For someone generally thought of as a country artist, Steve Earle sure hasn’t made many country albums. Recent years have found him more in singer-songwriter/activist mode, forgoing any semblance of straight country in favor of following his own idiosyncratic songwriting muse. And to be sure, it’s been a fine path in and of itself, one full of solid songs, politically pointed lyrics and a fair share of Earle’s inimitable attitude. But none have quite lived up to the promising contemporary outlaw country direction in which his career initially seemed bound for. Now, more than 30 years after his stellar debut, Earle has once again returned to his country roots with So You Want to Be an Outlaw.
What better way to reaffirm one’s status as a true country outlaw that by bringing in one of the originators of the outlaw country ideal in Willie Nelson to help sing the opening, title track? It’s a declarative statement from the outset that shows Earle to still be just as capable of crafting a near-perfect country record as he was when he burst onto the scene with 1986’s Guitar Town. More so than much of his recent material, it’s an album predicated on universal sentiments and relatable situations and emotions, each part of the bedrock of country music history.
Of course, he’s released country music in its myriad offshoots in the intervening decades but rarely has he so fully re-immersed himself in the scene in which he originally made a name for himself. Like his predecessors, Earle was then as now the prototypical Nashville outside, the outlaw left to his own devices and refusing to play the game the way the suits intended. It’s a guise that has always suited well—perhaps a bit too literally in the early ‘90s—and one that has seen him name-checked by the newest crop of country outlaws.
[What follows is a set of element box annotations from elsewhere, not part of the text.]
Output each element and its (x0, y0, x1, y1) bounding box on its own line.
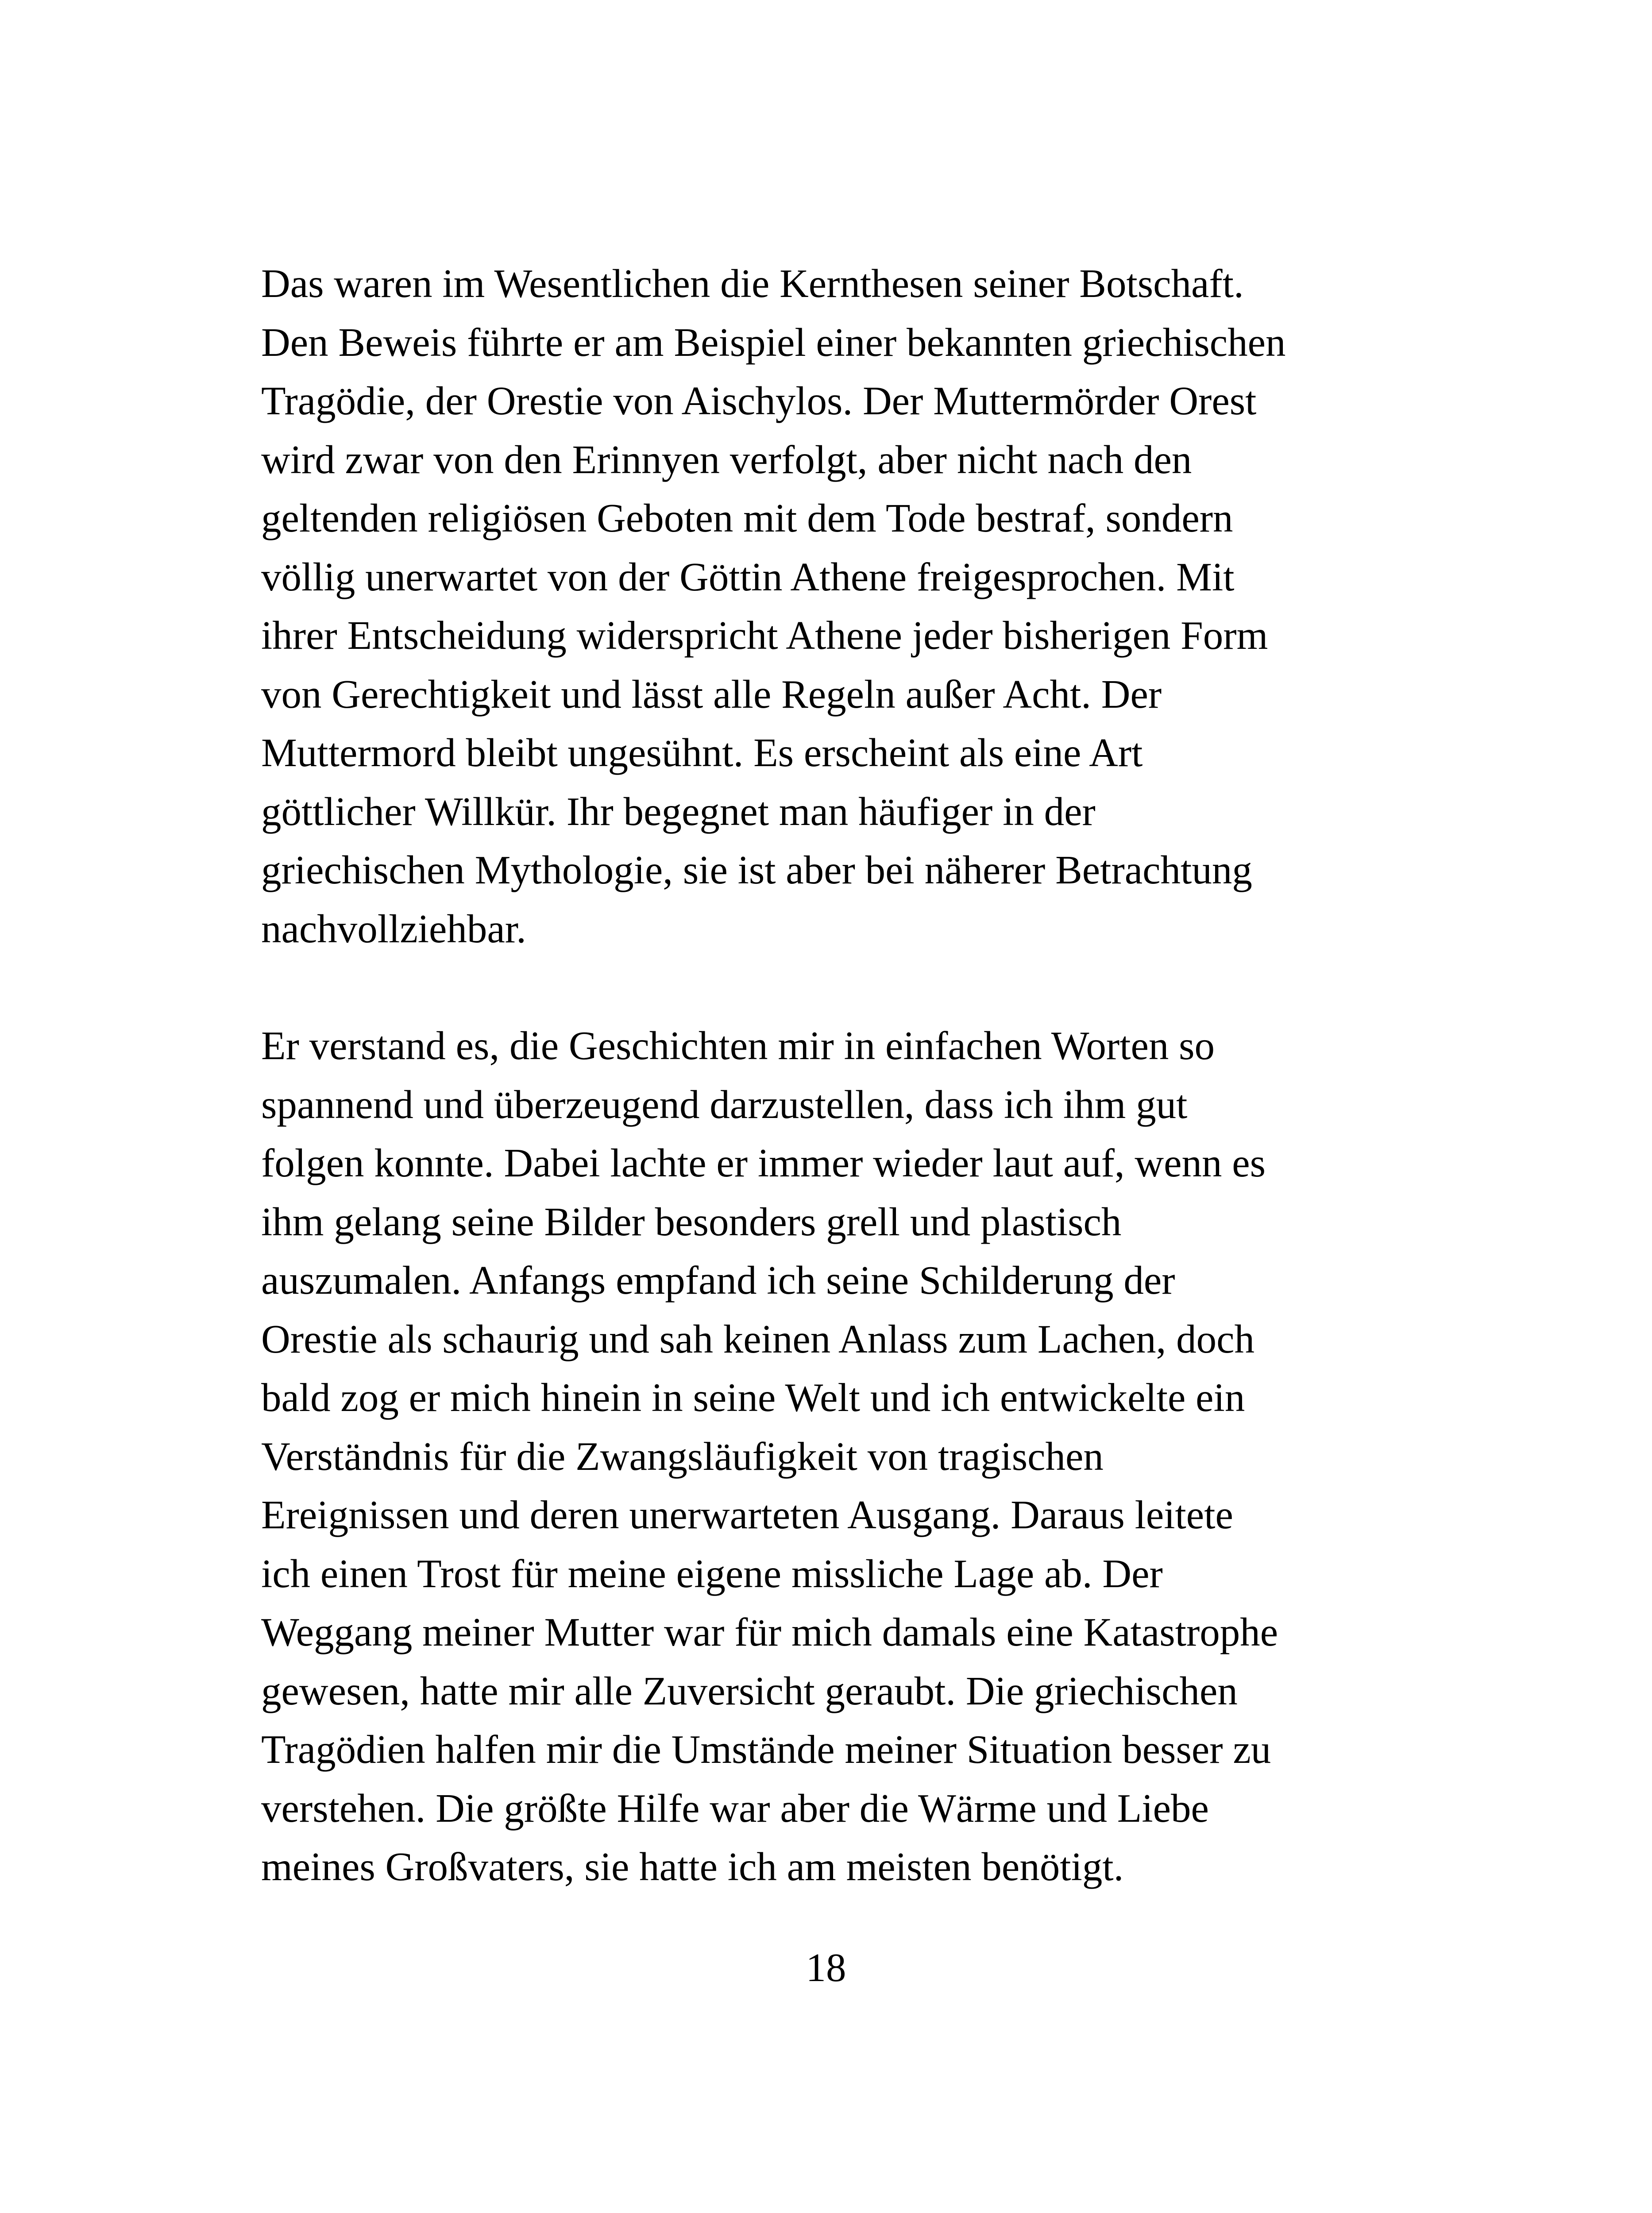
text-line: folgen konnte. Dabei lachte er immer wieder laut auf, wenn es (261, 1141, 1266, 1185)
text-line: Den Beweis führte er am Beispiel einer bekannten griechischen (261, 320, 1286, 365)
paragraph-1 (261, 254, 1421, 958)
text-line: Muttermord bleibt ungesühnt. Es erscheint als eine Art (261, 730, 1143, 775)
paragraph-2 (261, 1017, 1421, 1897)
text-line: göttlicher Willkür. Ihr begegnet man häufiger in der (261, 789, 1096, 834)
text-line: ich einen Trost für meine eigene missliche Lage ab. Der (261, 1551, 1163, 1596)
text-line: wird zwar von den Erinnyen verfolgt, aber nicht nach den (261, 437, 1192, 482)
text-line: Orestie als schaurig und sah keinen Anlass zum Lachen, doch (261, 1316, 1255, 1361)
text-line: von Gerechtigkeit und lässt alle Regeln außer Acht. Der (261, 671, 1162, 717)
page-number: 18 (806, 1945, 846, 1990)
text-line: gewesen, hatte mir alle Zuversicht geraubt. Die griechischen (261, 1668, 1238, 1713)
text-line: völlig unerwartet von der Göttin Athene freigesprochen. Mit (261, 554, 1235, 599)
text-line: Das waren im Wesentlichen die Kernthesen seiner Botschaft. (261, 261, 1244, 306)
text-line: Er verstand es, die Geschichten mir in einfachen Worten so (261, 1023, 1215, 1068)
text-line: ihrer Entscheidung widerspricht Athene jeder bisherigen Form (261, 613, 1268, 658)
text-line: auszumalen. Anfangs empfand ich seine Schilderung der (261, 1258, 1175, 1303)
text-line: Verständnis für die Zwangsläufigkeit von tragischen (261, 1434, 1104, 1479)
text-line: Tragödie, der Orestie von Aischylos. Der Muttermörder Orest (261, 378, 1257, 423)
text-line: bald zog er mich hinein in seine Welt und ich entwickelte ein (261, 1375, 1245, 1420)
text-line: meines Großvaters, sie hatte ich am meisten benötigt. (261, 1844, 1124, 1889)
text-line: geltenden religiösen Geboten mit dem Tode bestraf, sondern (261, 496, 1233, 540)
text-line: nachvollziehbar. (261, 906, 526, 951)
text-line: Ereignissen und deren unerwarteten Ausgang. Daraus leitete (261, 1492, 1233, 1537)
text-line: spannend und überzeugend darzustellen, dass ich ihm gut (261, 1082, 1188, 1127)
text-line: Tragödien halfen mir die Umstände meiner Situation besser zu (261, 1727, 1271, 1772)
text-line: verstehen. Die größte Hilfe war aber die Wärme und Liebe (261, 1785, 1209, 1831)
text-line: ihm gelang seine Bilder besonders grell und plastisch (261, 1199, 1122, 1244)
body-text (261, 254, 1421, 1897)
text-line: griechischen Mythologie, sie ist aber bei näherer Betrachtung (261, 848, 1252, 892)
text-line: Weggang meiner Mutter war für mich damals eine Katastrophe (261, 1610, 1278, 1654)
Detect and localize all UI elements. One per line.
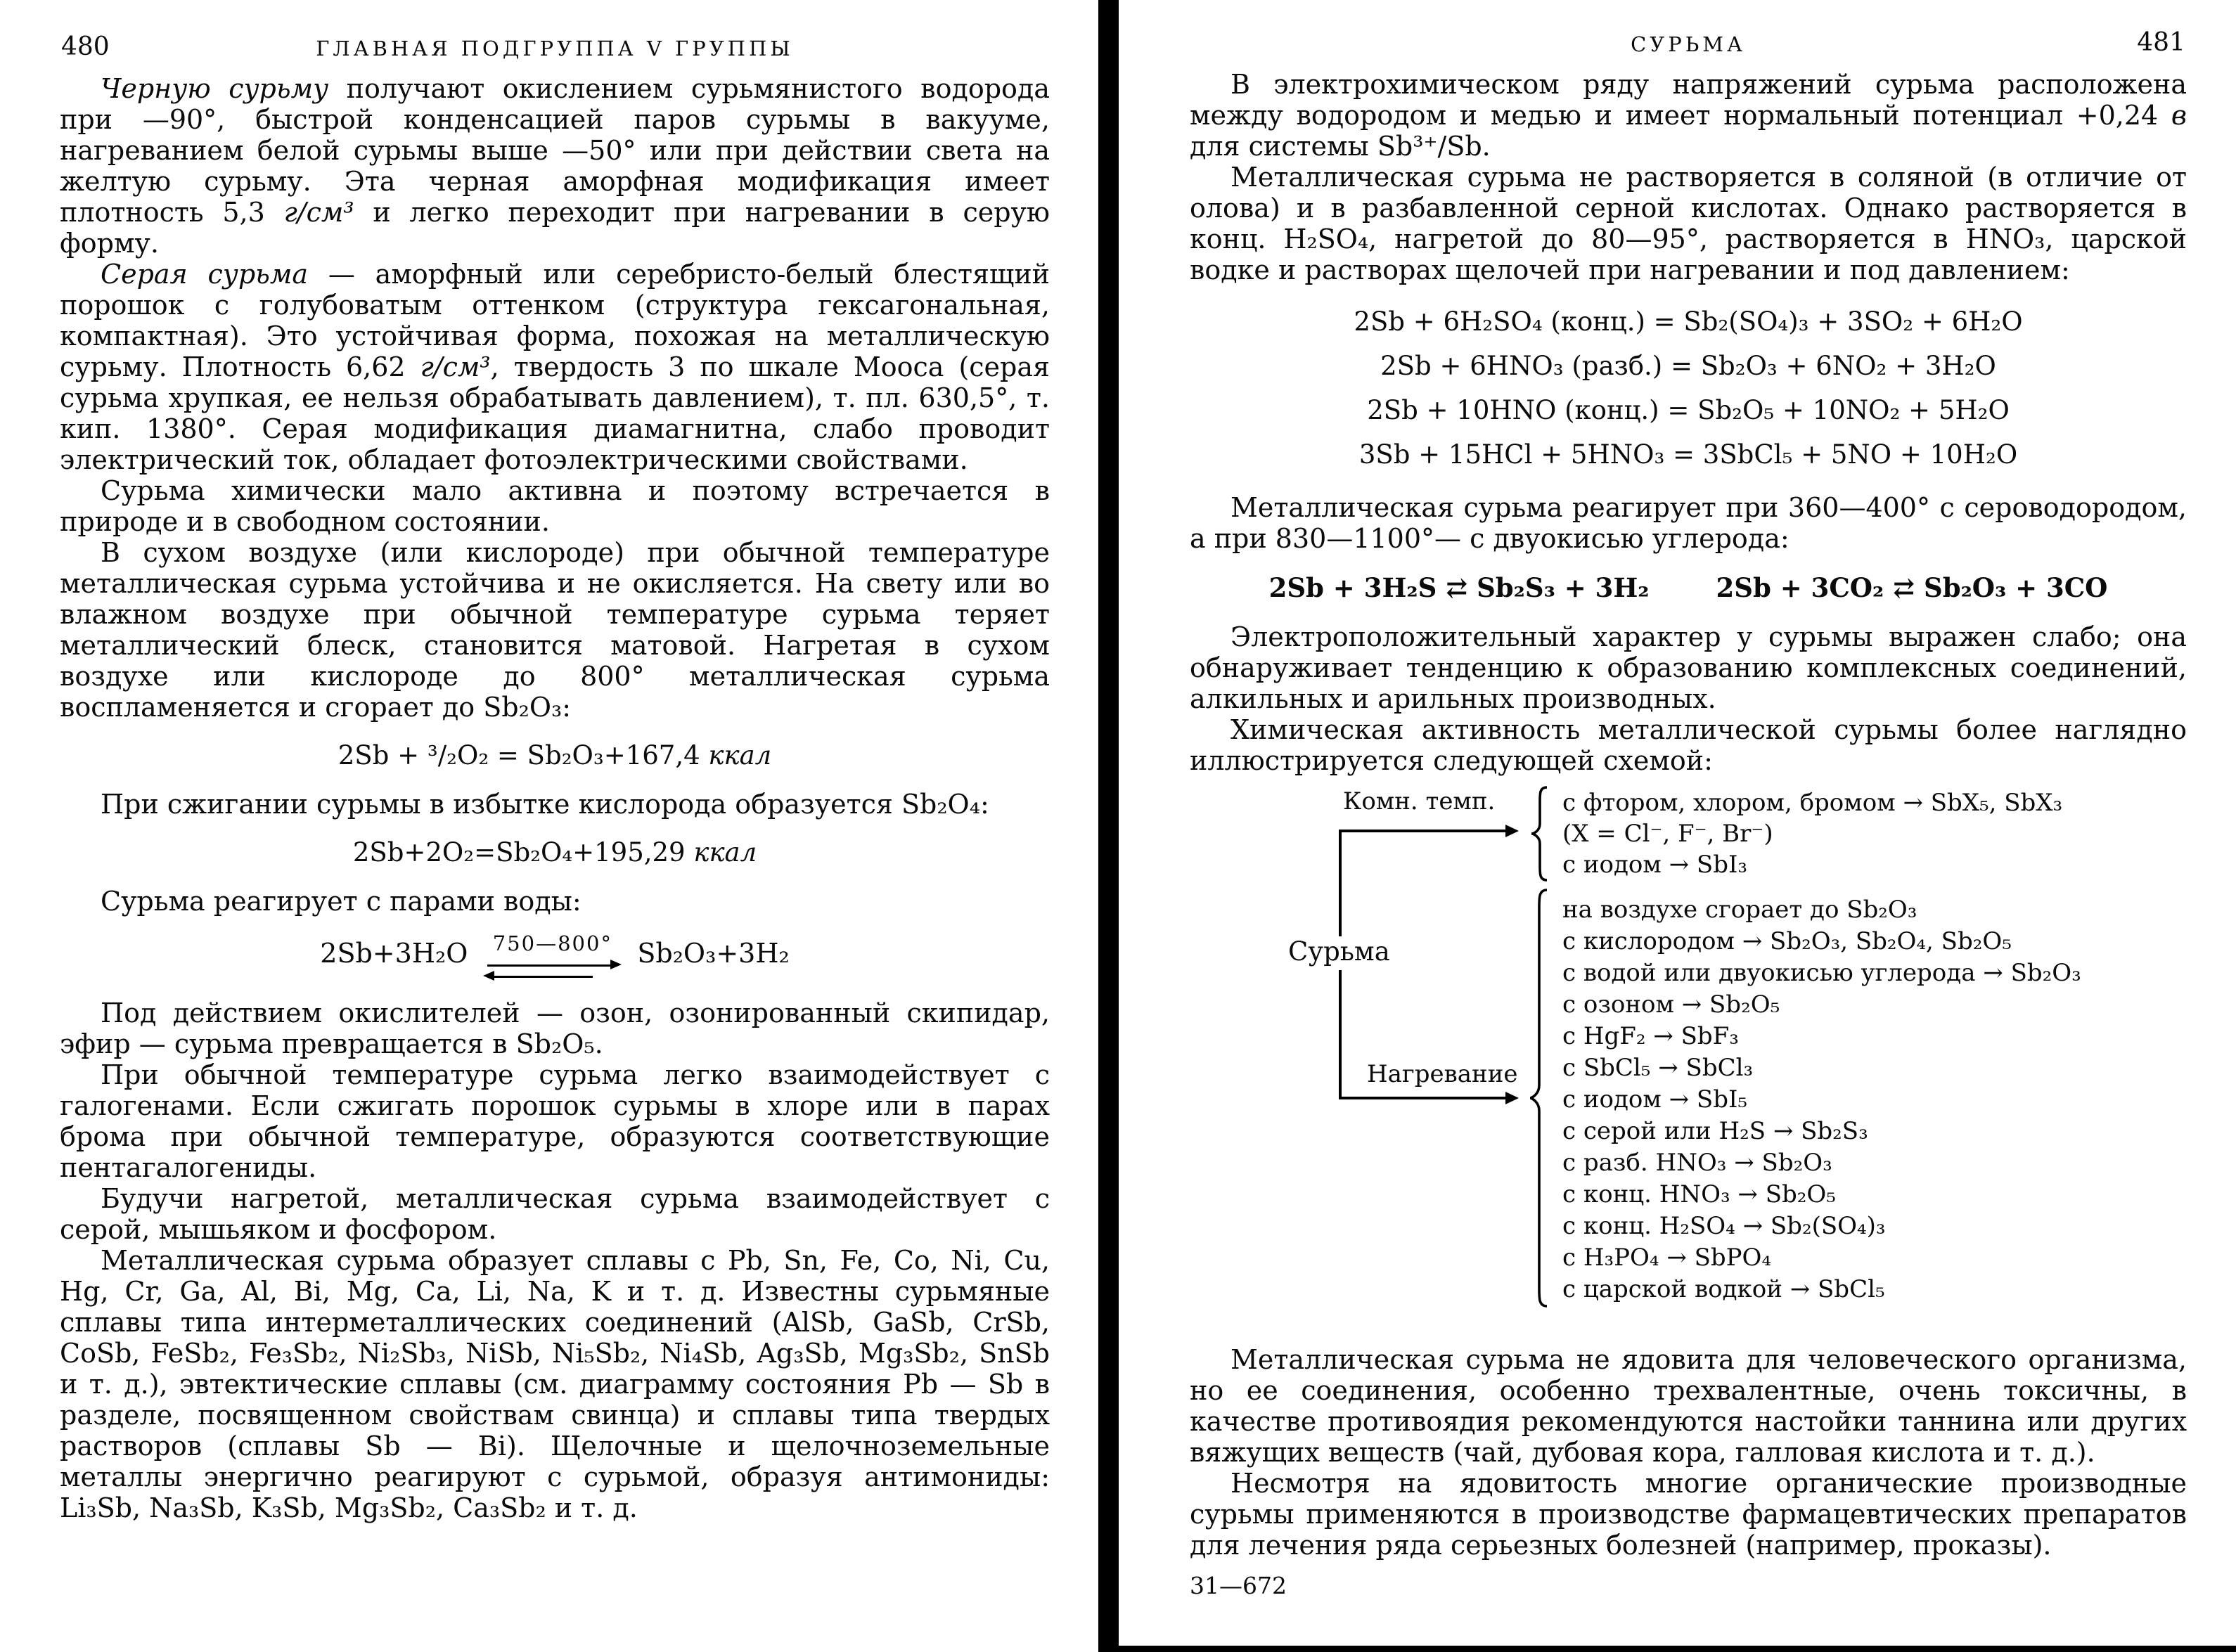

More than a mere celebratory victory lap, So You Want to Be an Outlaw is a lean, tough country album delivered in true Steve Earle fashion. His voice, a wizened, throaty rasp virtually dripping vitriol (see in particular the opening few bars of “The Firebreak Line”, itself something of a callback to “Copperhead Road”), sounds as fine as ever here. Songs like the superlative “News from Colorado” manage to reconcile his work of the last several decades with his early country persona, all keening steel guitars, mournful fiddles and purposeful acoustic guitar picking. Always an excellent storyteller, here Earle again creates a series of short stories and character studies in miniature, imbuing his characters with the classic country afflictions of heartache, loneliness, and regret.
Meanwhile, “If Mama Coulda Seen Me” is a lean, mean country rock number that updates the late Merle Haggard’s “Mama Tried” with more 21st century sensibilities. It’s not often you hear country songs about being incarcerated anymore, the outlaw sobriquet having become commercialized and sanitized for mass public consumption. “If Mama Coulda Seen Me” helps right that wrong in a big way, joining a long line of classic prison songs.
Closing track “Goodbye Michangelo” is a stark, bittersweet ballad featuring just Earle and his guitar. “Goodbye maestro, fare thee well/you’ve gone to heaven but been to hell/or maybe just New Mexico,” he croaks in a voice just this side of Tom Waits. It’s one of many tracks that explore the typically Earleian themes of wasted potential, women troubles and life on the other side of the tracks. Each is given a tight delivery that helps add to their overall lyrical and emotional impact.
Here Earle too benefits from a newfound brevity; nothing here breaks the four-minute mark making for a tight 12 tracks clocking in at just under 40 minutes. In this, So You Want to Be an Outlaw is a true album, each track flowing one to the next, aided by the overarching thematic outlaw country imagery recently resuscitated by the likes of Chris Stapleton and Sturgill Simpson. Indeed, now is the perfect time for artists like Earle and Nelson (who has also had a great year with God’s Problem Child, also a full-on return to outlaw country) to remind those newer to the music that there is a rich tradition well worth exploring.